The equation `x^(3)+x^(2)y-xy^(2)-y^(3)=0` represents three straight lines passing through the origin such that

To solve the equation \(x^3 + x^2y - xy^2 - y^3 = 0\) and determine the nature of the straight lines it represents, we can follow these steps: ### Step 1: Factor the given equation We start with the equation: \[ x^3 + x^2y - xy^2 - y^3 = 0 \] We can group the terms to factor them.

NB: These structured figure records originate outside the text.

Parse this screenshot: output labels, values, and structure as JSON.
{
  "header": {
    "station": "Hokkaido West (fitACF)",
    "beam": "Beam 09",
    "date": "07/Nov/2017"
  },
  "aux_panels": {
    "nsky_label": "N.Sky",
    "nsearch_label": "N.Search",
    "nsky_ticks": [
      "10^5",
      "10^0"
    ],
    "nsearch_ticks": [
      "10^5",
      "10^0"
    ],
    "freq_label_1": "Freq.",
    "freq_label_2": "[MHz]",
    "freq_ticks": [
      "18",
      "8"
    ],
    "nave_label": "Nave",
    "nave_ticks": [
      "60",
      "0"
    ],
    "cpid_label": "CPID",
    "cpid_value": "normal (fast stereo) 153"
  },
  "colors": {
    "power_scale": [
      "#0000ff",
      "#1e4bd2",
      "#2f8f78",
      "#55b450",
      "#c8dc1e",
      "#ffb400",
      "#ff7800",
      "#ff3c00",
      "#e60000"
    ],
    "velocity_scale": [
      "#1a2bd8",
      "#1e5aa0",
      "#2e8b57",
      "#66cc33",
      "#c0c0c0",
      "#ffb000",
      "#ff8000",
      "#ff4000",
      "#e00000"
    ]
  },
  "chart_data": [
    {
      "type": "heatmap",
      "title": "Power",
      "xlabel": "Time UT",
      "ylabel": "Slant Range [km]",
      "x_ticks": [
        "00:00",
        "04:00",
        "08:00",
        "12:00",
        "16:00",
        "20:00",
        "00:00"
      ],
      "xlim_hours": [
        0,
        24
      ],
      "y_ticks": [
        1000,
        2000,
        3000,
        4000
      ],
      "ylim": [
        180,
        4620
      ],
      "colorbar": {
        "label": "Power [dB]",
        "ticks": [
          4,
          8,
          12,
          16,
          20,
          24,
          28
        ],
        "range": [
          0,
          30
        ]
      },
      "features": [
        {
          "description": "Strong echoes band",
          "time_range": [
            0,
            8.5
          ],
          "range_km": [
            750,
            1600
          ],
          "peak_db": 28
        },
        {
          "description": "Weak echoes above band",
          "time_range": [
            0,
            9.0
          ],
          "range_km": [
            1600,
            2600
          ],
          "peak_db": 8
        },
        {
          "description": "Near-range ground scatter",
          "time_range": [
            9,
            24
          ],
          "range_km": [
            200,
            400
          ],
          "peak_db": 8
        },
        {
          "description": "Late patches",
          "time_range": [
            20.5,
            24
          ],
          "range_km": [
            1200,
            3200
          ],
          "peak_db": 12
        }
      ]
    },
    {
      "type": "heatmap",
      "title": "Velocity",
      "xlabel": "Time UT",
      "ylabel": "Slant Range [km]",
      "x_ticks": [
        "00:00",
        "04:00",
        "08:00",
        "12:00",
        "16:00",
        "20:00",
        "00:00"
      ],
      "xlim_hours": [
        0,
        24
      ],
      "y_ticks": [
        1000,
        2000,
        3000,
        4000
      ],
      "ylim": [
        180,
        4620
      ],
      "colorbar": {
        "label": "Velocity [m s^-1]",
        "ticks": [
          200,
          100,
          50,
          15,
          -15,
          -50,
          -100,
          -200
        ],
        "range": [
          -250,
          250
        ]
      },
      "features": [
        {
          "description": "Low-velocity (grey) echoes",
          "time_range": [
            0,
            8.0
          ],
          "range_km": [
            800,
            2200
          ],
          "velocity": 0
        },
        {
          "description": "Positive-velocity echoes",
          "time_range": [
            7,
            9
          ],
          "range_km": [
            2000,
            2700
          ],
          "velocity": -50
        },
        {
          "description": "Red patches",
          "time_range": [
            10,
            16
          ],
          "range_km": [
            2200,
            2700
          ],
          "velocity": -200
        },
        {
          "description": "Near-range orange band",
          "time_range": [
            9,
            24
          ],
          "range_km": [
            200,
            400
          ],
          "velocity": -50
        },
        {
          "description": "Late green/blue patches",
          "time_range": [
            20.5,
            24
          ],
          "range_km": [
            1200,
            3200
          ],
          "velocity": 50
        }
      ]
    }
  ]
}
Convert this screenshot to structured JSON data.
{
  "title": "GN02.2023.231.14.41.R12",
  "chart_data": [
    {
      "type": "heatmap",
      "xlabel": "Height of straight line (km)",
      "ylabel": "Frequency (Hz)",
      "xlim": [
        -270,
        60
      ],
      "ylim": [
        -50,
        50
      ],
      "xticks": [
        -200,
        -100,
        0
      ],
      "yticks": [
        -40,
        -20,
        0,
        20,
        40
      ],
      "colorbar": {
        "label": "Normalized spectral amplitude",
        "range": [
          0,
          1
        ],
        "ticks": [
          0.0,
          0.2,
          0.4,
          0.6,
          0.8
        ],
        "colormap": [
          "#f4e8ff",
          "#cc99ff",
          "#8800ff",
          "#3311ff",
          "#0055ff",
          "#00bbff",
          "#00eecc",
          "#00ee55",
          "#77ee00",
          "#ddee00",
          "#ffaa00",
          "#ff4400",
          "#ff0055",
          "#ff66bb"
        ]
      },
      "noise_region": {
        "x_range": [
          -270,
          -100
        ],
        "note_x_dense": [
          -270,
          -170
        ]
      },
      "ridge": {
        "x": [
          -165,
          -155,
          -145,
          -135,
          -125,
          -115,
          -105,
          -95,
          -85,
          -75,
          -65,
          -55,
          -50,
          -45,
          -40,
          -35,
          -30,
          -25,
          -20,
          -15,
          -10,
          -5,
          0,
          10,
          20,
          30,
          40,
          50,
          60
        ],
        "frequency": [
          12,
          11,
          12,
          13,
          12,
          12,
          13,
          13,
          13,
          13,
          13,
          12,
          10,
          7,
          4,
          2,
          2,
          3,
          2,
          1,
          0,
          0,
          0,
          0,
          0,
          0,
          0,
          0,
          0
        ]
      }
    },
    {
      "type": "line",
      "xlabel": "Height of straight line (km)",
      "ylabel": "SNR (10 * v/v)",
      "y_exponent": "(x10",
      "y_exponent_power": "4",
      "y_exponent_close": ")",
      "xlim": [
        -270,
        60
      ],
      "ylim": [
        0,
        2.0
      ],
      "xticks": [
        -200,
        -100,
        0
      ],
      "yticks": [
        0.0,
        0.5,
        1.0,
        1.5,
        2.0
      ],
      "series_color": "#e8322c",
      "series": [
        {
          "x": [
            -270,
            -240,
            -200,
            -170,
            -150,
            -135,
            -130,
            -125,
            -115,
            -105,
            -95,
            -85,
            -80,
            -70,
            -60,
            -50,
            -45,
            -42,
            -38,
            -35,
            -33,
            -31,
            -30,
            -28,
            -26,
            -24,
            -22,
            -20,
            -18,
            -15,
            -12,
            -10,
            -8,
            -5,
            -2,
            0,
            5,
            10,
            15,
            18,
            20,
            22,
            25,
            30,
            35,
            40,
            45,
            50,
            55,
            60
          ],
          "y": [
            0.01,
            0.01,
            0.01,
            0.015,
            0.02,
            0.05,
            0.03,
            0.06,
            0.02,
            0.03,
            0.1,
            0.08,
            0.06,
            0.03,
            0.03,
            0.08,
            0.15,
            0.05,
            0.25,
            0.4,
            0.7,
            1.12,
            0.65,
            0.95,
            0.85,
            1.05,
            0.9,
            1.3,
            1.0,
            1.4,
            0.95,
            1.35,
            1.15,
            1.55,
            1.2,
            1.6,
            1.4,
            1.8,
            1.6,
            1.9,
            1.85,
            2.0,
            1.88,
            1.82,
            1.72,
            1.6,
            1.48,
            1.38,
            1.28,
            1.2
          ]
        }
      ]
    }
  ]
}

Taking \(x^2\) common from the first two terms and \(-y^2\) from the last two terms gives: \[ x^2(x + y) - y^2(x + y) = 0 \] Now, we can factor out \((x + y)\): \[ (x + y)(x^2 - y^2) = 0 \] ### Step 2: Further factor \(x^2 - y^2\) The expression \(x^2 - y^2\) can be factored using the difference of squares: \[ x^2 - y^2 = (x - y)(x + y) \] Thus, we can rewrite the equation as: \[ (x + y)(x - y)(x + y) = 0 \] This simplifies to: \[ (x + y)^2(x - y) = 0 \] ### Step 3: Identify the lines From the factored form, we can identify the lines represented by the equation: 1. \(x + y = 0\) (This line is counted twice since it appears squared) 2. \(x - y = 0\) Thus, we have two distinct lines: \(x + y = 0\) (which is coincident) and \(x - y = 0\). ### Step 4: Determine the slopes of the lines Now, we need to find the slopes of these lines to check if they are perpendicular: - For the line \(x + y = 0\): \[ y = -x \quad \Rightarrow \quad m_1 = -1 \] - For the line \(x - y = 0\): \[ y = x \quad \Rightarrow \quad m_2 = 1 \] ### Step 5: Check for perpendicularity To check if the lines are perpendicular, we calculate the product of their slopes: \[ m_1 \cdot m_2 = (-1) \cdot (1) = -1 \] Since the product of the slopes is \(-1\), it confirms that the lines are perpendicular. ### Conclusion The equation \(x^3 + x^2y - xy^2 - y^3 = 0\) represents three lines passing through the origin, where two lines are coincident and one line is perpendicular to them.